The Belgian pulmonary physicians reported on three other young men in their twenties with collapsed lungs and loud music connections. One was attending a heavy metal rock concert, and the other was in a loud dance hall. The third was at a rock concert standing a couple of yards from several large speakers. The music was loud. All of a sudden, he experienced a searing right sided chest pain and became short of breath. A chest x-ray confirmed the diagnosis – another pop concert spontaneous pneumothorax.
The temporal occurrence of the lung collapses in these young men all during exposure to loud music suggested a causative relationship, but local otolaryngologist Dr. Michael Ellis is skeptical.
“It is uncertain if the cited cases were literally caused by the sound or simply occurred coincidentally with the loud music. What about all the spontaneous collapses that occur where noise is not a factor? As they say in court, unlikely but not impossible,” said Ellis.
On the other hand, the data showing a relationship between hearing loss and loud music are solid according to Ellis.
“Loudness is a subjective term based on capacity to hear, but damage to the ear’s sensitive hair cells can occur without perceived loudness based on intensity of sound and time of exposure. For example, a shotgun blast adjacent to ear can cause immediate temporary or permanent hearing loss in that ear. Loud music at lower decibels but for several hours can do the same,” added Ellis.
Dr. R. John Wakeman, a clinical psychologist in private practice near Touro, is a lifelong drummer.
“During high school and college in the 1960s, I played drums for the Canadian Legend. We played rock and roll at area night clubs in addition to many LSU and Tulane fraternity parties,” said Wakeman.
“I was sitting directly in front of my lead guitar’s huge Fender piggyback amp most weekends and nightly throughout the summers. My ears would hurt, but I just ignored it. After graduate school, I went into the Army. They discovered that I had significant high frequency hearing loss bilaterally,”

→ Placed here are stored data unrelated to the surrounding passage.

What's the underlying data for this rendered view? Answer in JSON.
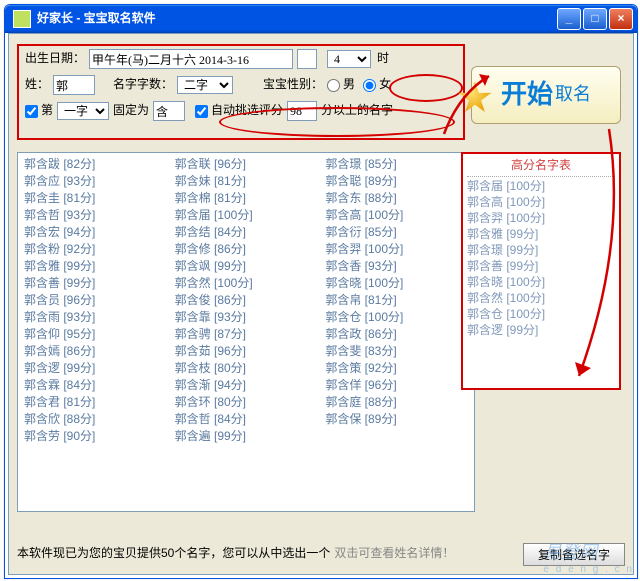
{
  "window": {
    "title": "好家长 - 宝宝取名软件"
  },
  "controls": {
    "birth_label": "出生日期：",
    "birth_value": "甲午年(马)二月十六 2014-3-16",
    "hour_value": "4",
    "hour_unit": "时",
    "surname_label": "姓：",
    "surname_value": "郭",
    "charcount_label": "名字字数：",
    "charcount_value": "二字",
    "gender_label": "宝宝性别：",
    "gender_male": "男",
    "gender_female": "女",
    "first_char_chk": "第",
    "first_char_sel": "一字",
    "fixed_label": "固定为",
    "fixed_value": "含",
    "auto_chk": "自动挑选评分",
    "auto_score": "98",
    "auto_tail": "分以上的名字",
    "start1": "开始",
    "start2": "取名"
  },
  "names": [
    {
      "n": "郭含跋",
      "s": "82分"
    },
    {
      "n": "郭含应",
      "s": "93分"
    },
    {
      "n": "郭含圭",
      "s": "81分"
    },
    {
      "n": "郭含哲",
      "s": "93分"
    },
    {
      "n": "郭含宏",
      "s": "94分"
    },
    {
      "n": "郭含粉",
      "s": "92分"
    },
    {
      "n": "郭含雅",
      "s": "99分"
    },
    {
      "n": "郭含善",
      "s": "99分"
    },
    {
      "n": "郭含员",
      "s": "96分"
    },
    {
      "n": "郭含雨",
      "s": "93分"
    },
    {
      "n": "郭含仰",
      "s": "95分"
    },
    {
      "n": "郭含嫣",
      "s": "86分"
    },
    {
      "n": "郭含逻",
      "s": "99分"
    },
    {
      "n": "郭含霖",
      "s": "84分"
    },
    {
      "n": "郭含君",
      "s": "81分"
    },
    {
      "n": "郭含欣",
      "s": "88分"
    },
    {
      "n": "郭含劳",
      "s": "90分"
    },
    {
      "n": "郭含联",
      "s": "96分"
    },
    {
      "n": "郭含妹",
      "s": "81分"
    },
    {
      "n": "郭含棉",
      "s": "81分"
    },
    {
      "n": "郭含届",
      "s": "100分"
    },
    {
      "n": "郭含结",
      "s": "84分"
    },
    {
      "n": "郭含修",
      "s": "86分"
    },
    {
      "n": "郭含飒",
      "s": "99分"
    },
    {
      "n": "郭含然",
      "s": "100分"
    },
    {
      "n": "郭含俊",
      "s": "86分"
    },
    {
      "n": "郭含靠",
      "s": "93分"
    },
    {
      "n": "郭含骋",
      "s": "87分"
    },
    {
      "n": "郭含茹",
      "s": "96分"
    },
    {
      "n": "郭含枝",
      "s": "80分"
    },
    {
      "n": "郭含渐",
      "s": "94分"
    },
    {
      "n": "郭含环",
      "s": "80分"
    },
    {
      "n": "郭含哲",
      "s": "84分"
    },
    {
      "n": "郭含遍",
      "s": "99分"
    },
    {
      "n": "郭含璟",
      "s": "85分"
    },
    {
      "n": "郭含聪",
      "s": "89分"
    },
    {
      "n": "郭含东",
      "s": "88分"
    },
    {
      "n": "郭含高",
      "s": "100分"
    },
    {
      "n": "郭含衍",
      "s": "85分"
    },
    {
      "n": "郭含羿",
      "s": "100分"
    },
    {
      "n": "郭含香",
      "s": "93分"
    },
    {
      "n": "郭含晓",
      "s": "100分"
    },
    {
      "n": "郭含帛",
      "s": "81分"
    },
    {
      "n": "郭含仓",
      "s": "100分"
    },
    {
      "n": "郭含政",
      "s": "86分"
    },
    {
      "n": "郭含斐",
      "s": "83分"
    },
    {
      "n": "郭含策",
      "s": "92分"
    },
    {
      "n": "郭含佯",
      "s": "96分"
    },
    {
      "n": "郭含庭",
      "s": "88分"
    },
    {
      "n": "郭含保",
      "s": "89分"
    }
  ],
  "high": {
    "header": "高分名字表",
    "items": [
      {
        "n": "郭含届",
        "s": "100分"
      },
      {
        "n": "郭含高",
        "s": "100分"
      },
      {
        "n": "郭含羿",
        "s": "100分"
      },
      {
        "n": "郭含雅",
        "s": "99分"
      },
      {
        "n": "郭含璟",
        "s": "99分"
      },
      {
        "n": "郭含善",
        "s": "99分"
      },
      {
        "n": "郭含晓",
        "s": "100分"
      },
      {
        "n": "郭含然",
        "s": "100分"
      },
      {
        "n": "郭含仓",
        "s": "100分"
      },
      {
        "n": "郭含逻",
        "s": "99分"
      }
    ]
  },
  "bottom": {
    "msg": "本软件现已为您的宝贝提供50个名字，您可以从中选出一个",
    "hint": "双击可查看姓名详情！",
    "copy": "复制备选名字"
  },
  "watermark": {
    "brand": "易登网",
    "url": "e d e n g . c n"
  }
}
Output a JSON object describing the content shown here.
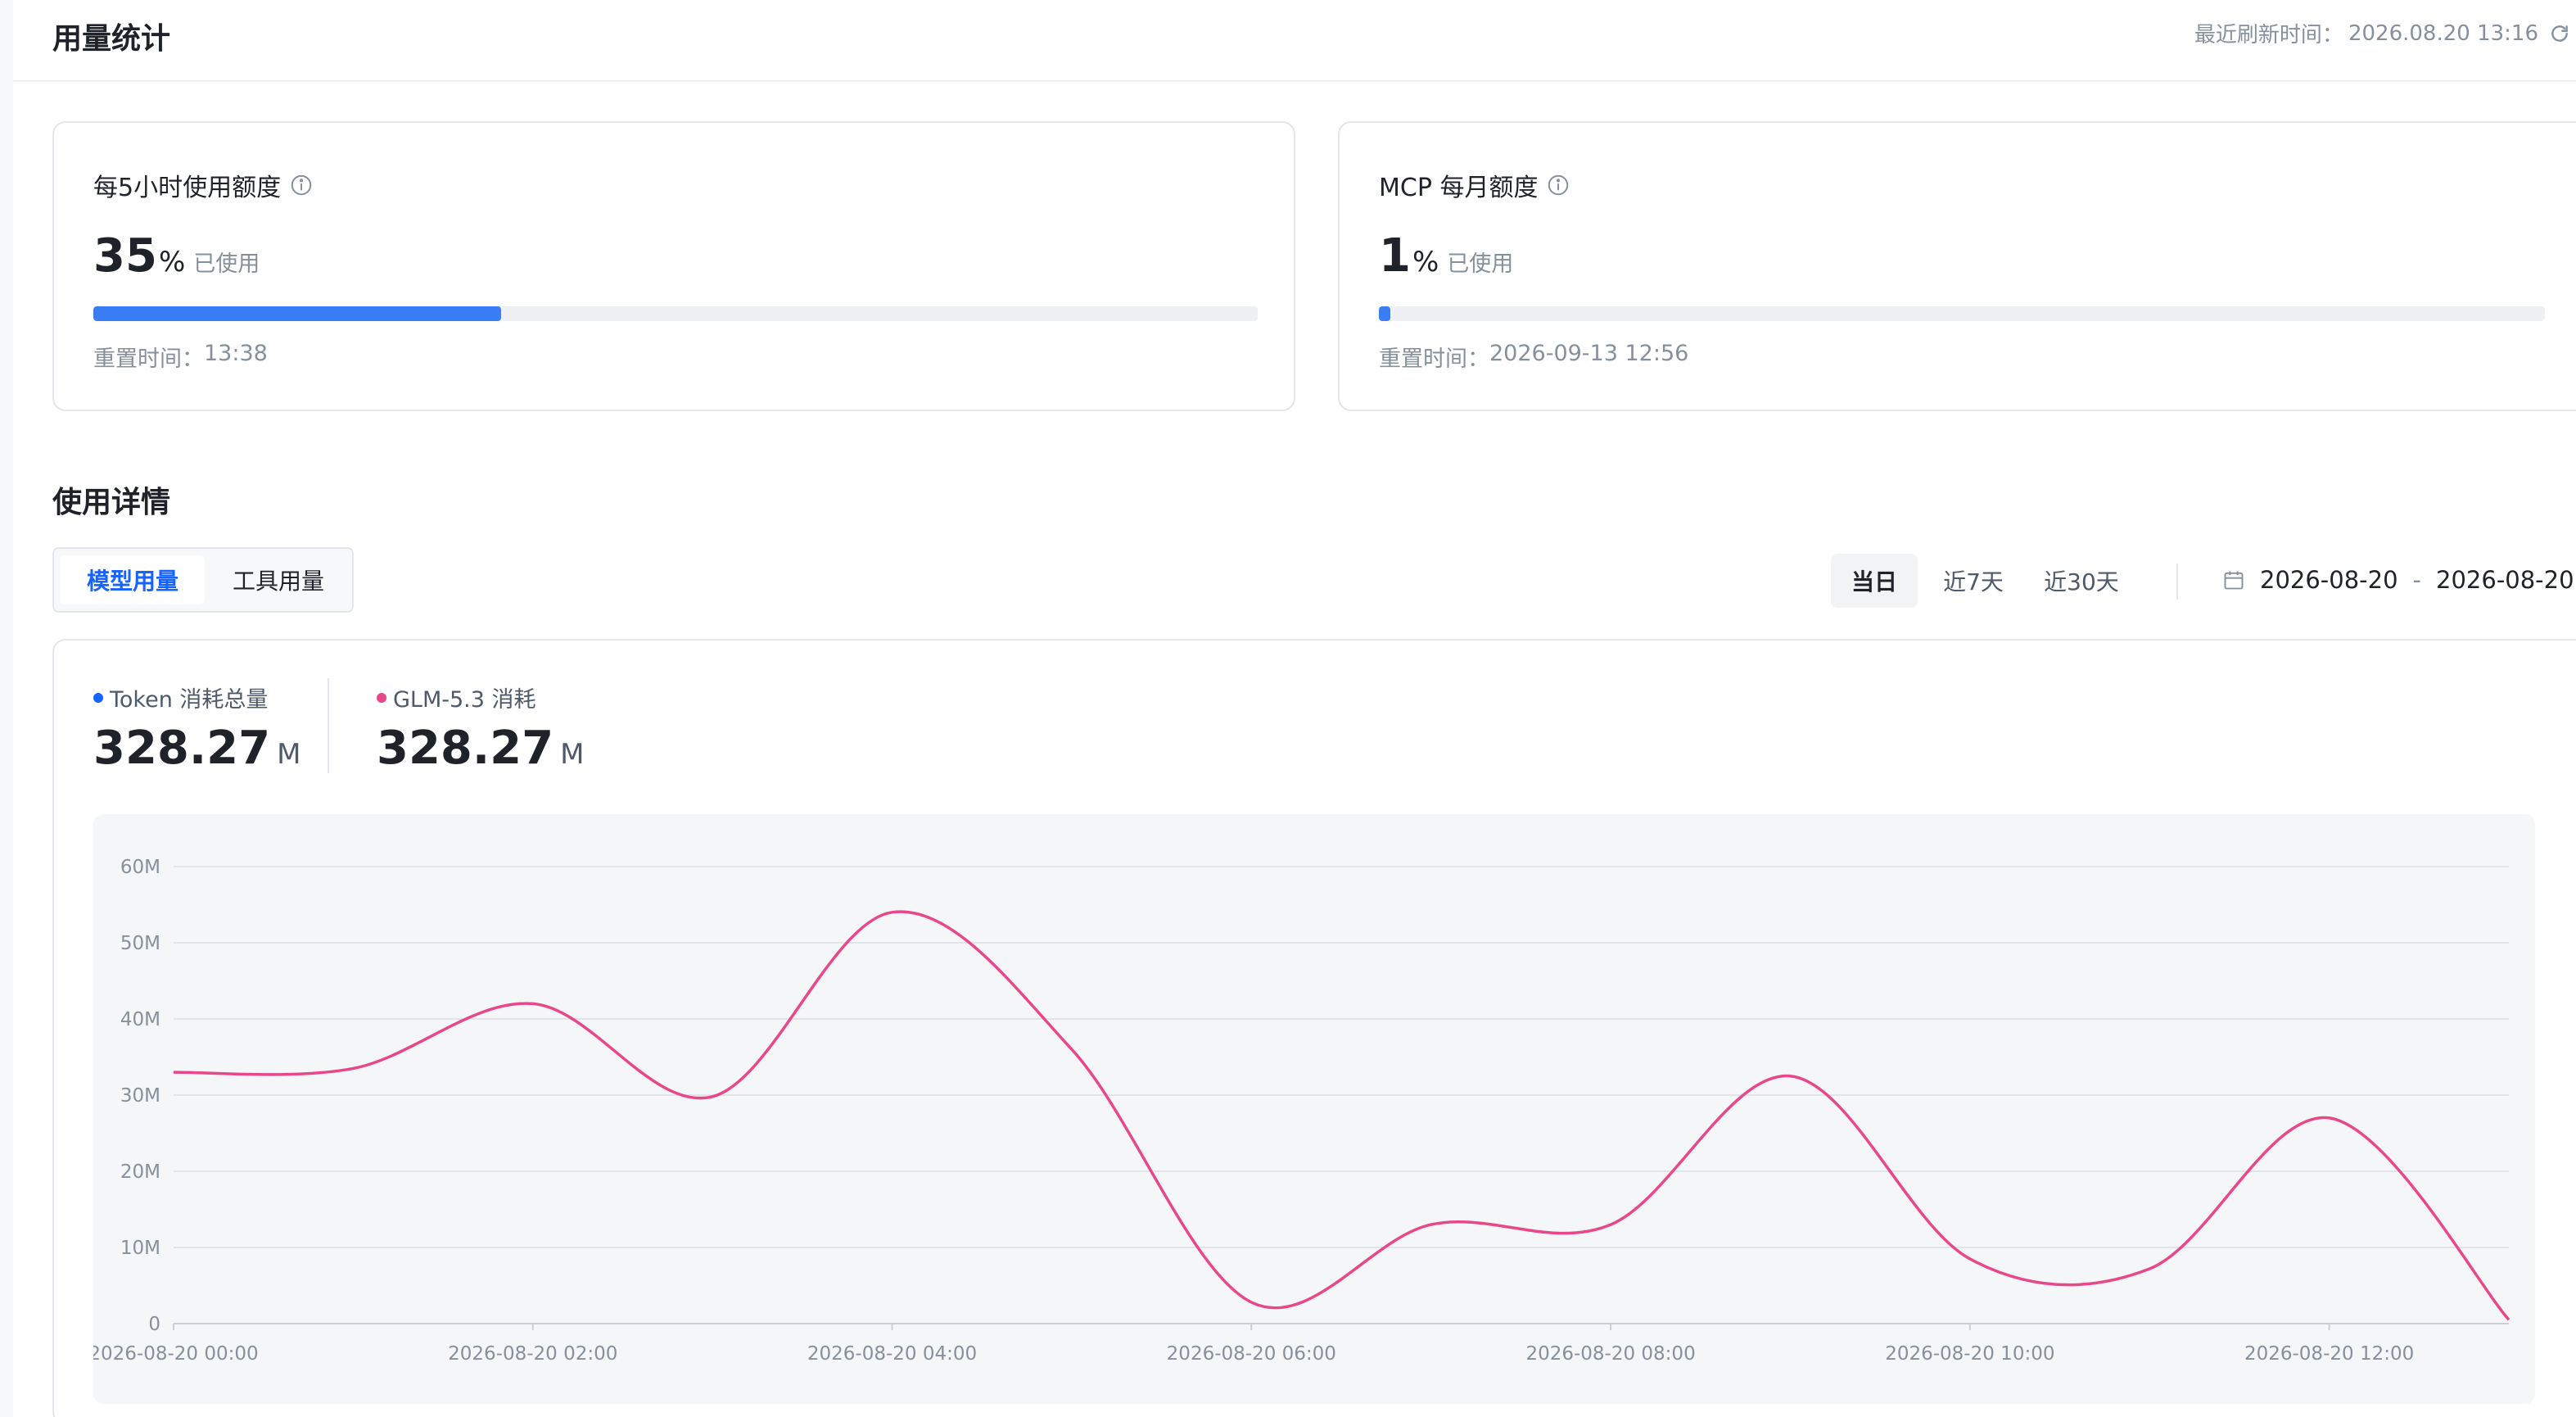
{
  "header": {
    "title": "用量统计",
    "refresh_label": "最近刷新时间：",
    "refresh_time": "2026.08.20 13:16",
    "refresh_icon": "refresh-icon"
  },
  "quotas": [
    {
      "title": "每5小时使用额度",
      "percent": "35",
      "percent_value": 35,
      "unit": "%",
      "used_label": "已使用",
      "reset_label": "重置时间：",
      "reset_time": "13:38",
      "bar_color": "#3a7ef5"
    },
    {
      "title": "MCP 每月额度",
      "percent": "1",
      "percent_value": 1,
      "unit": "%",
      "used_label": "已使用",
      "reset_label": "重置时间：",
      "reset_time": "2026-09-13 12:56",
      "bar_color": "#3a7ef5"
    }
  ],
  "details": {
    "title": "使用详情",
    "tabs": [
      {
        "label": "模型用量",
        "active": true
      },
      {
        "label": "工具用量",
        "active": false
      }
    ],
    "ranges": [
      {
        "label": "当日",
        "active": true
      },
      {
        "label": "近7天",
        "active": false
      },
      {
        "label": "近30天",
        "active": false
      }
    ],
    "date_start": "2026-08-20",
    "date_sep": "-",
    "date_end": "2026-08-20",
    "stats": [
      {
        "label": "Token 消耗总量",
        "value": "328.27",
        "unit": "M",
        "dot_color": "#1664ff"
      },
      {
        "label": "GLM-5.3 消耗",
        "value": "328.27",
        "unit": "M",
        "dot_color": "#e8488a"
      }
    ]
  },
  "chart_data": {
    "type": "line",
    "title": "",
    "xlabel": "",
    "ylabel": "",
    "y_ticks": [
      "0",
      "10M",
      "20M",
      "30M",
      "40M",
      "50M",
      "60M"
    ],
    "ylim": [
      0,
      60
    ],
    "y_unit": "M",
    "x_tick_labels": [
      "2026-08-20 00:00",
      "2026-08-20 02:00",
      "2026-08-20 04:00",
      "2026-08-20 06:00",
      "2026-08-20 08:00",
      "2026-08-20 10:00",
      "2026-08-20 12:00"
    ],
    "x_hours": [
      0,
      1,
      2,
      3,
      4,
      5,
      6,
      7,
      8,
      9,
      10,
      11,
      12,
      13
    ],
    "grid": true,
    "series": [
      {
        "name": "GLM-5.3",
        "color": "#e8488a",
        "values": [
          33.0,
          33.5,
          42.0,
          29.8,
          54.0,
          36.0,
          2.8,
          13.0,
          13.0,
          32.5,
          8.5,
          7.2,
          27.0,
          0.5
        ]
      }
    ]
  }
}
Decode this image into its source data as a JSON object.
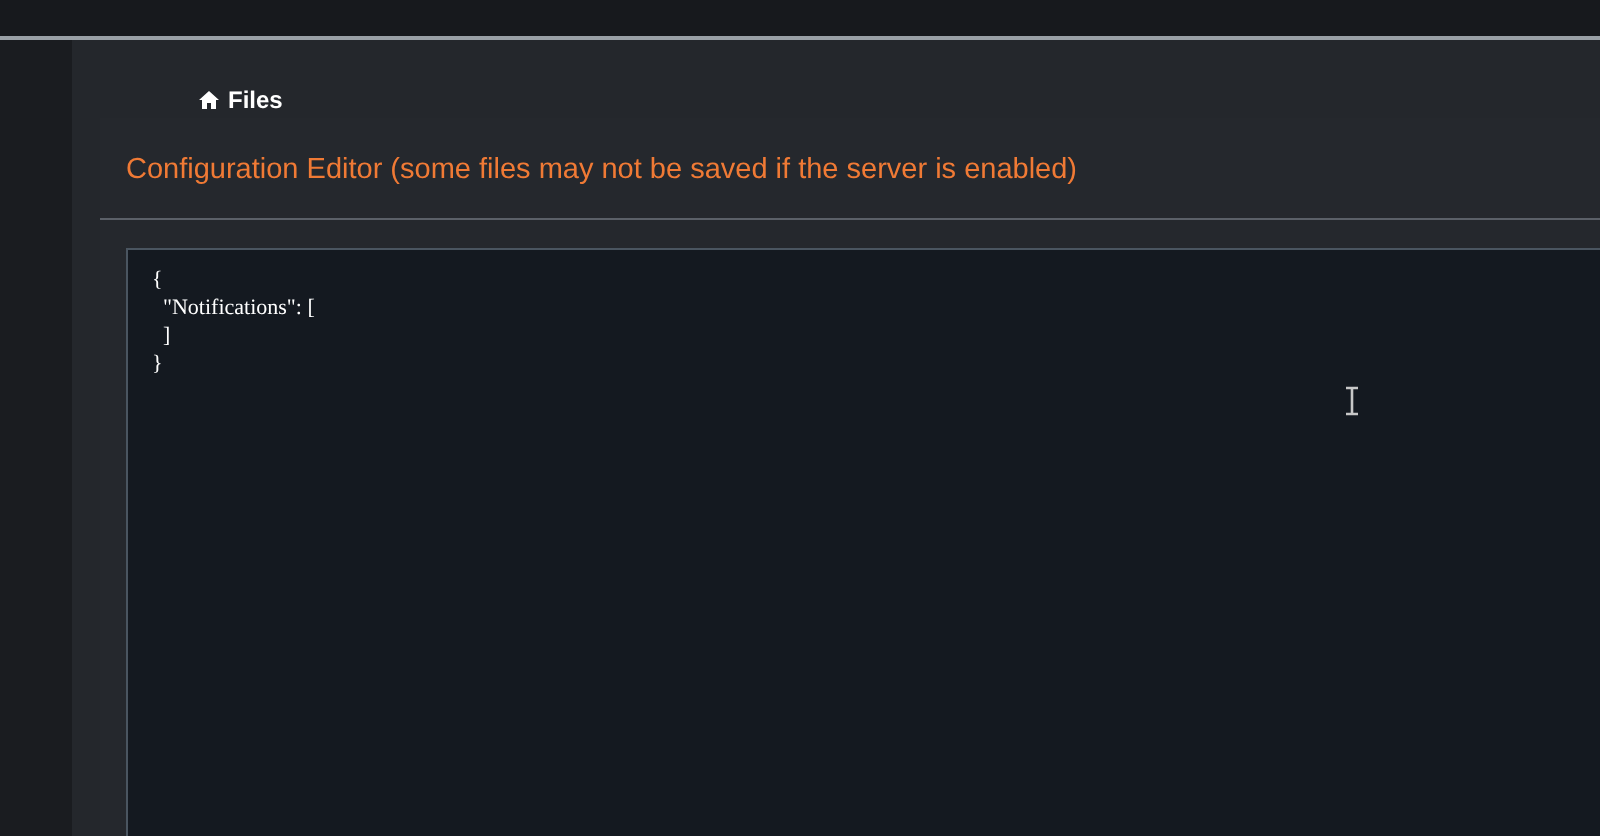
{
  "breadcrumb": {
    "label": "Files"
  },
  "title": "Configuration Editor (some files may not be saved if the server is enabled)",
  "editor": {
    "value": "{\n  \"Notifications\": [\n  ]\n}"
  }
}
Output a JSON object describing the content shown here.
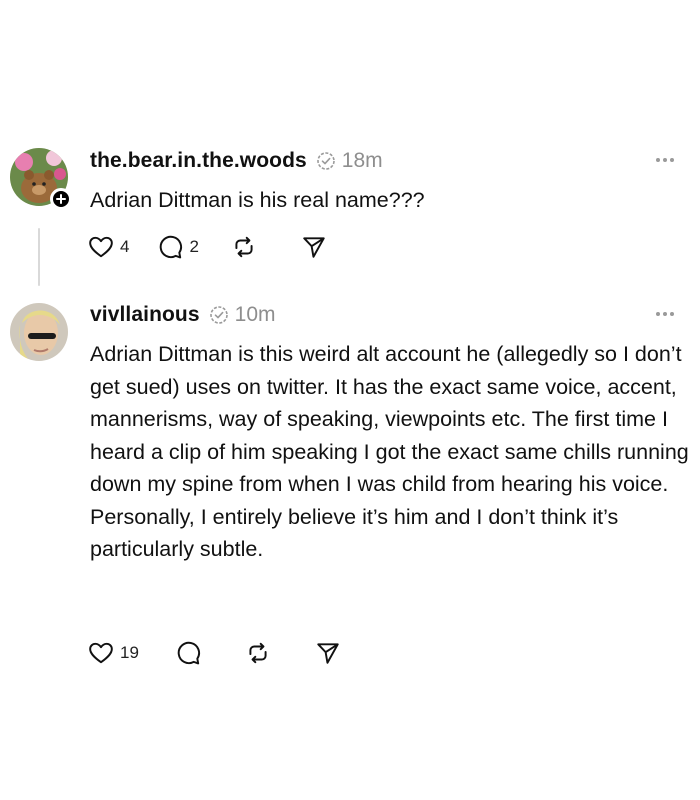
{
  "posts": [
    {
      "username": "the.bear.in.the.woods",
      "timestamp": "18m",
      "text": "Adrian Dittman is his real name???",
      "likes": "4",
      "replies": "2",
      "avatar_icon": "bear-avatar",
      "follow_icon": "plus-icon"
    },
    {
      "username": "vivllainous",
      "timestamp": "10m",
      "text": "Adrian Dittman is this weird alt account he (allegedly so I don’t get sued) uses on twitter. It has the exact same voice, accent, mannerisms, way of speaking, viewpoints etc. The first time I heard a clip of him speaking I got the exact same chills running down my spine from when I was child from hearing his voice. Personally, I entirely believe it’s him and I don’t think it’s particularly subtle.",
      "likes": "19",
      "avatar_icon": "person-avatar"
    }
  ],
  "icons": {
    "like": "heart-icon",
    "reply": "comment-icon",
    "repost": "repost-icon",
    "share": "send-icon",
    "more": "more-icon",
    "verified": "verified-icon"
  },
  "colors": {
    "text": "#111111",
    "muted": "#8e8e8e",
    "thread_line": "#d9d9d9"
  }
}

“My ongoing concern is that my hearing loss will dip down further into the speech range,” added Wakeman who still plays drums for mostly private parties and festivals around town. His current band is Dr. Rob and the Prescriptions.
How serious is hearing loss for musicians? Dr. Richard Spector is an otolaryngologist whose practice includes most local professional singers in addition to a fair number of musicians who play in bands.
“It is my impression that the folks who listen to loud music have more hearing damage than the musicians, because the musicians are BEHIND, rather than in front of the speakers. I have seen patients who left a concert with tinnitus (ringing in the ears) and high frequency hearing loss. On most occasions, this reverses itself. But repeated exposure/injury results in permanent high frequency hearing loss,” said Spector
“On some occasions, I have treated young people with profound unilateral hearing loss sustained by exposing one ear to a speaker while standing next to a speaker at a bar or concert. This loss often is permanent. Any nerve hearing loss may become associated with tinnitus and/or recruitment (the perception of sound as louder than it is). Recruitment can be so painful as to force the individual to leave a gathering,” concluded Spector.
Conclusion – loud music affects different folks in different ways. In the ‘I am sure he is pulling my leg department’ came this email from a urologist temporarily living in Florida who will remain nameless: “Loud music coming into my house on Esplanade Ave has caused me to develop erectile dysfunction. Thank God for Viagra.”